24. Keel as claimed in claim 23, wherein the piston rods of the actuating cylinders are coupled to spline shafts which are guided stationary on guides attached to the ship, without the capacity to twist.

25. Keel as claimed in claim 24, wherein the guides are cages in which spherical roll bodies which fit into grooves of spline shafts are held.

26. Keel as claimed in claim 25, wherein the spherical roll bodies are guided in the cages along a closed path.

27. Keel as claimed in claim 23, wherein there is a guide axle which is rigidly connected to the ship's hull via a keel carrier, and wherein said pistons are guided on said guide axle and are joined to one another via a hollow piston rod.

28. Keel as claimed in claim 27, wherein there is a piston rod between the pistons which has internal axially parallel grooves for holding roll bodies which fit into axially parallel grooves which are made on the outside of the guide axle between the pistons.

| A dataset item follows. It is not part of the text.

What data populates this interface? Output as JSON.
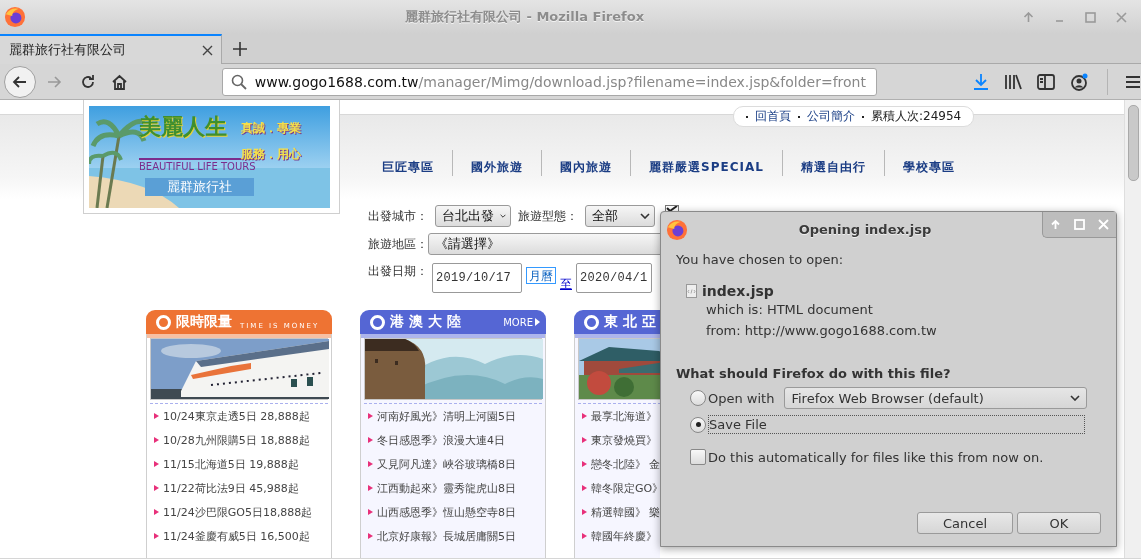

29. Keel as claimed in claim 28, wherein the guide axle has outer grooves which are made on the outside of a sleeve connected to the guide axle.

30. Keel as claimed in claim 27, wherein a pipe which carries the winged keel or the ballast keel, has a multiple spherical inner thread for coupling via roll bodies to a spherical thread formed on the outside of the piston rod.

31. Keel as claimed in claim 30, wherein the inner thread of the pipe which carries the winged keel or ballast keel is formed on a sleeve connected to it.

32. Keel as claimed in claim 30, wherein the spherical thread is a non-selflocking thread with a high pitch angle.